A relação entre o PIB e o crescimento do transporte aéreo tem sido estável ao longo destas décadas (1970-2013), com um rácio de crescimento do número de passageiros em relação ao PIB de 1,5, suportado por vários estudos apresentados pela ICAO (International Civil Aviation Organization). Comparativamente com a evolução do PIB, o transporte aéreo revelou sempre uma maior amplitude (entre +2 a 5%) na variação das tendências de crescimento da sua procura.
Esta estabilidade é claramente derrubada com o advento da pandemia COVID-19, ameaçando pela primeira vez a resiliência do sector, o que significa que esta crise tem consequências de muito maior profundidade que as anteriores.
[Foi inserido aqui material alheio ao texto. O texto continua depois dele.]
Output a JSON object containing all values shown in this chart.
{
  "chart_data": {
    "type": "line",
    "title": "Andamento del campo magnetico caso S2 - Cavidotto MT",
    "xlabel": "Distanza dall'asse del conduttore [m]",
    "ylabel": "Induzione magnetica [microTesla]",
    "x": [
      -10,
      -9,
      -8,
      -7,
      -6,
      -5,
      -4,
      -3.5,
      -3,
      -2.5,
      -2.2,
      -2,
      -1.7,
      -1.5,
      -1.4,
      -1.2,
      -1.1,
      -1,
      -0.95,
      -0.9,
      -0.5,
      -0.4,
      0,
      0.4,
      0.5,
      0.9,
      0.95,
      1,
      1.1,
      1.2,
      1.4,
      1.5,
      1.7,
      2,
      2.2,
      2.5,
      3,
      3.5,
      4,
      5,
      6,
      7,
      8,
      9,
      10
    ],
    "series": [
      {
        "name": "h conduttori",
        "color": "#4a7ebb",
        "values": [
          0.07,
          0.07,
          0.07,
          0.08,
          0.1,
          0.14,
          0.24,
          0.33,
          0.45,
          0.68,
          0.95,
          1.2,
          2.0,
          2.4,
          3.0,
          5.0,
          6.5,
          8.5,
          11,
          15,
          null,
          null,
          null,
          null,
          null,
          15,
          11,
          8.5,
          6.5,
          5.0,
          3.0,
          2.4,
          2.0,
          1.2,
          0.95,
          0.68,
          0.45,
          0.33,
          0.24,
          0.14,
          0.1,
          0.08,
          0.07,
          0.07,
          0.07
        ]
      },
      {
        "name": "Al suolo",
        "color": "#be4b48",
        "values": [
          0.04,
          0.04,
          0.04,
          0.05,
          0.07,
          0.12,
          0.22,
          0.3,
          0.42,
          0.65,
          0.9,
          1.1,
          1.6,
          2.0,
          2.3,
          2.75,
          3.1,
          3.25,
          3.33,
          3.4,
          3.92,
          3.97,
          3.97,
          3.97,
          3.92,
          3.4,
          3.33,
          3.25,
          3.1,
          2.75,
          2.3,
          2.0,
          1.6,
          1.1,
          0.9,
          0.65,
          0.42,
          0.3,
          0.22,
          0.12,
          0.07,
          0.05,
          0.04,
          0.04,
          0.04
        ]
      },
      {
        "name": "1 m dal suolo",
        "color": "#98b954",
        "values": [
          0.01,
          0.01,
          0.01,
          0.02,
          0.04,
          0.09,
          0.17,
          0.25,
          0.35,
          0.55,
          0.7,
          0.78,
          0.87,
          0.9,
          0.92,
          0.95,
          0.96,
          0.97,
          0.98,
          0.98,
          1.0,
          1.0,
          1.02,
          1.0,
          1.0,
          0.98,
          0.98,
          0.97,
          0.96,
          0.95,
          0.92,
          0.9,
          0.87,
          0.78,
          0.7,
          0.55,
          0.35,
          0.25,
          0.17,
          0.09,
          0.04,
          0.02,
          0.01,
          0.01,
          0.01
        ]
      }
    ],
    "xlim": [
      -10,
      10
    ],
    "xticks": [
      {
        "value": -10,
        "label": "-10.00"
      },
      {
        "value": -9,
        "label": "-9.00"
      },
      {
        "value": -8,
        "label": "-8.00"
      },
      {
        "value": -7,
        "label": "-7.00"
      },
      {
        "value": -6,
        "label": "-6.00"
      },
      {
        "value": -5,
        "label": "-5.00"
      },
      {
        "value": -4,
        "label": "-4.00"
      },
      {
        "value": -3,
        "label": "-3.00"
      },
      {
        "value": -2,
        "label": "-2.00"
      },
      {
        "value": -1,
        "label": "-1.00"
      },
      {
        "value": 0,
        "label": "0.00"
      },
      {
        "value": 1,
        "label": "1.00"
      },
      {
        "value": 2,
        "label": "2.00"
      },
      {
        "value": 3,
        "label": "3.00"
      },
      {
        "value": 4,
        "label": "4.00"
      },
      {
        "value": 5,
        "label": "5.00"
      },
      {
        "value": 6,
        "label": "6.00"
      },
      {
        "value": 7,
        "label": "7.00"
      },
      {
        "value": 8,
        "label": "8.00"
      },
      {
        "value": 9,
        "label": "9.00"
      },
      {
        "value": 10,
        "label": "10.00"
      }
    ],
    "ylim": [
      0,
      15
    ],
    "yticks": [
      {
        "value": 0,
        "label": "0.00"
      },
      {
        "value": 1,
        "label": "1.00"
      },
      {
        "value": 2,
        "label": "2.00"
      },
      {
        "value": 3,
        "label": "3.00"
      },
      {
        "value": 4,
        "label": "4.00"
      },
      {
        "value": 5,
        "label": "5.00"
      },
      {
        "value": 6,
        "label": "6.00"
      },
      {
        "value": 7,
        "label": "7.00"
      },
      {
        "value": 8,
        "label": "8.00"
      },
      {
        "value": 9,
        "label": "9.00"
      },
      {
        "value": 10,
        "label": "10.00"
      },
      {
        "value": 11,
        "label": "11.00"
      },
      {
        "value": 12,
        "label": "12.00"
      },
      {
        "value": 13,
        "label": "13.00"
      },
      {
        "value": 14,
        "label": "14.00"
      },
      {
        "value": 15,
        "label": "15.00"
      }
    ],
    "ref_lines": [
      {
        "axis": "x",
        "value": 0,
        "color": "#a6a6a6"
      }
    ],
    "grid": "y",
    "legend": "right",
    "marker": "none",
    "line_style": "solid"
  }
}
Na Europa. o tráfego aéreo reduziu em média cerca de 60%. Observando os movimentos da semana de 14 de Outubro de 2020, que não foi a pior, a Ryanair reduziu 71%, a Turkish Airlines 52%, a Air France 56%, a Lufthansa 71%, a KLM 49% e EasyJet 84%. Não há qualquer dúvida de que a pandemia afectou de forma idêntica diferentes tipos de companhias aéreas; é por isso legítima a contestação de que as ajudas de Estado na UE estão a ser injustas para as chamadas companhias “low cost”. Também o transporte aéreo de mercadorias tem apresentado um declínio de capacidade de cerca de 22%, bastante inferior ao que se tem passado com o transporte de passageiros.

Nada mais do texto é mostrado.